If there are any problems with later commands, try to install this specific version:
pip install dgl==0.5.3 # or CUDA version: dgl-cu[xxx]==0.5.3
Download the dataset
Here we use the LSEC-Small dataset used in our work LSEC-GNN. It is a dataset featuring live stream E-commerce.

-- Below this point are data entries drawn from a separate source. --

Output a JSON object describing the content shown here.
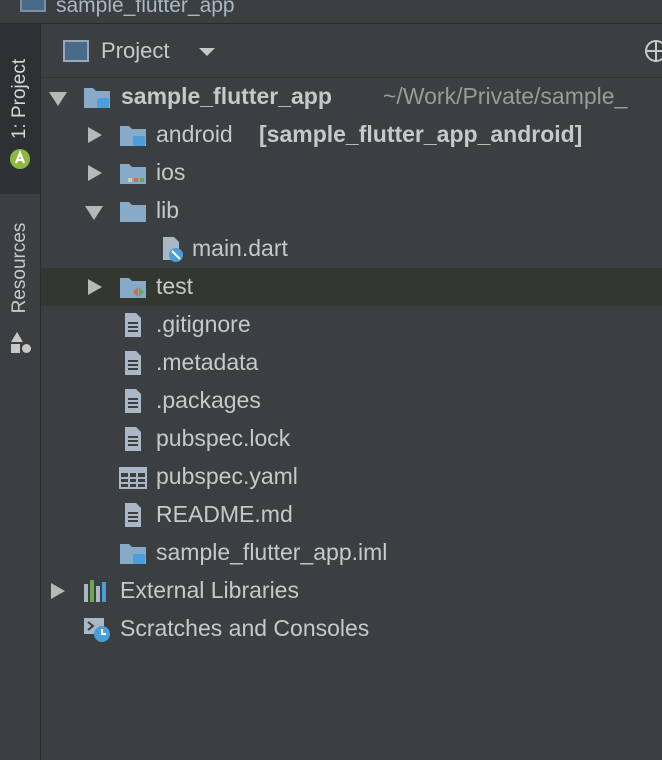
{
  "window": {
    "title": "sample_flutter_app"
  },
  "side_tabs": [
    {
      "label": "1: Project"
    },
    {
      "label": "Resources"
    }
  ],
  "header": {
    "title": "Project"
  },
  "tree": {
    "root": {
      "name": "sample_flutter_app",
      "path": "~/Work/Private/sample_"
    },
    "android": {
      "name": "android",
      "module": "[sample_flutter_app_android]"
    },
    "ios": {
      "name": "ios"
    },
    "lib": {
      "name": "lib"
    },
    "main_dart": {
      "name": "main.dart"
    },
    "test": {
      "name": "test"
    },
    "gitignore": {
      "name": ".gitignore"
    },
    "metadata": {
      "name": ".metadata"
    },
    "packages": {
      "name": ".packages"
    },
    "pubspec_lock": {
      "name": "pubspec.lock"
    },
    "pubspec_yaml": {
      "name": "pubspec.yaml"
    },
    "readme": {
      "name": "README.md"
    },
    "iml": {
      "name": "sample_flutter_app.iml"
    },
    "external_libraries": {
      "name": "External Libraries"
    },
    "scratches": {
      "name": "Scratches and Consoles"
    }
  },
  "colors": {
    "background": "#3c3f41",
    "folder": "#87aac9",
    "selected_row": "#32372f",
    "android_green": "#a4c639",
    "dart_blue": "#4a9fd8",
    "test_orange": "#e0673a",
    "test_green": "#6aa84f"
  },
  "icons": {
    "android-studio-icon": "android",
    "resources-icon": "shapes",
    "flutter-icon": "flutter"
  }
}
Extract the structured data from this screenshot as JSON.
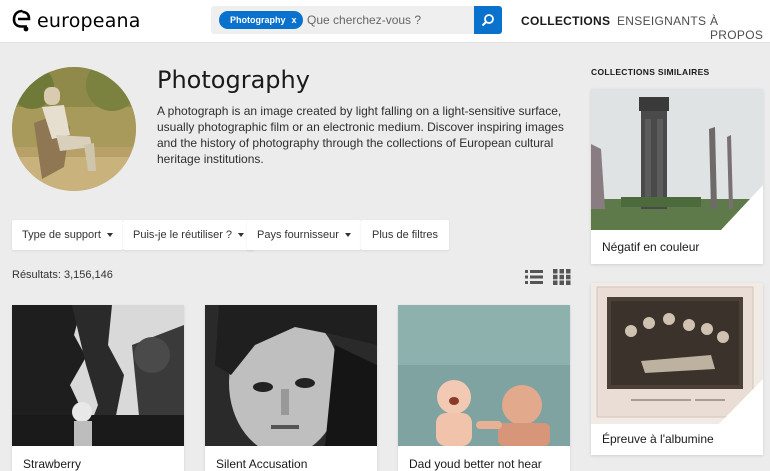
{
  "header": {
    "logo_text": "europeana",
    "search_chip": "Photography",
    "search_chip_close": "x",
    "search_placeholder": "Que cherchez-vous ?",
    "nav": [
      "COLLECTIONS",
      "ENSEIGNANTS",
      "À PROPOS"
    ],
    "accent": "#0a72cc"
  },
  "hero": {
    "title": "Photography",
    "description": "A photograph is an image created by light falling on a light-sensitive surface, usually photographic film or an electronic medium. Discover inspiring images and the history of photography through the collections of European cultural heritage institutions."
  },
  "filters": [
    "Type de support",
    "Puis-je le réutiliser ?",
    "Pays fournisseur",
    "Plus de filtres"
  ],
  "results": {
    "label": "Résultats: 3,156,146",
    "view_icons": [
      "list-view-icon",
      "grid-view-icon"
    ]
  },
  "cards": [
    {
      "title": "Strawberry"
    },
    {
      "title": "Silent Accusation"
    },
    {
      "title": "Dad youd better not hear"
    }
  ],
  "sidebar": {
    "heading": "COLLECTIONS SIMILAIRES",
    "items": [
      {
        "title": "Négatif en couleur"
      },
      {
        "title": "Épreuve à l'albumine"
      }
    ]
  }
}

Create an empty directory as our ROOT_DIRECTORY
. Then:
# In ROOT_DIRECTORY
mkdir data && cd data
wget https://github.com/yusanshi/LSEC-GNN/files/6520753/LSEC-Small-aa.dummy.gz \
https://github.com/yusanshi/LSEC-GNN/files/6520754/LSEC-Small-ab.dummy.gz \
https://github.com/yusanshi/LSEC-GNN/files/6520757/LSEC-Small-ac.dummy.gz \
https://github.com/yusanshi/LSEC-GNN/files/6520760/LSEC-Small-ad.dummy.gz
cat LSEC-Small-* | tar -xzvf -
Write the metadata file
We use a metadata file to define the nodes, edges for the graph and the tasks. For LSEC-Small dataset, create ROOT_DIRECTORY/metadata/LSEC.json
as follows:
{
"graph": {
"node": [
{
"filename": "item.tsv",
"attribute": []
},
{
"filename": "user.tsv",
"attribute": []
},
{
"filename": "streamer.tsv",
"attribute": []
}
],
"edge": [
{
"filename": "user-item-buy.tsv",
"weighted": false
},
{
"filename": "user-streamer-follow.tsv",
"weighted": false
},
{
"filename": "streamer-item-sell.tsv",
"weighted": false
}
]
},
"task": [
{
"filename": "user-item-buy.tsv",
"type": "top-k-recommendation",
"loss": "binary-cross-entropy",
"weight": 1
}
]
}
Run
# In ROOT_DIRECTORY
# Train
python -m rechub.train \
--dataset_path ./data/LSEC-Small/ \
--metadata_path ./metadata/LSEC.json \
--model_name HET-GCN \
--embedding_aggregator concat \
--predictor mlp \
--edge_choice 0 1 2 \
--save_checkpoint True \
--checkpoint_path ./checkpoint/
# Load latest checkpoint and evaluate on the test set
python -m rechub.test \
--dataset_path ./data/LSEC-Small/ \
--metadata_path ./metadata/LSEC.json \
--model_name HET-GCN \
--embedding_aggregator concat \
--predictor mlp \
--edge_choice 0 1 2 \
--checkpoint_path ./checkpoint/
You can visualize the metrics with TensorBoard.
tensorboard --logdir runs
Tip: by adding
REMARK
environment variable, you can make the runs name in TensorBoard and log file name more meaningful. For example,REMARK=lr-0.001_attention-head-10 python -m rechub.train ...
.
Development
Use your own dataset
Using LSEC-Small dataset as the example, here we demonstrate the dataset format. After this section, you can convert your own dataset into this format.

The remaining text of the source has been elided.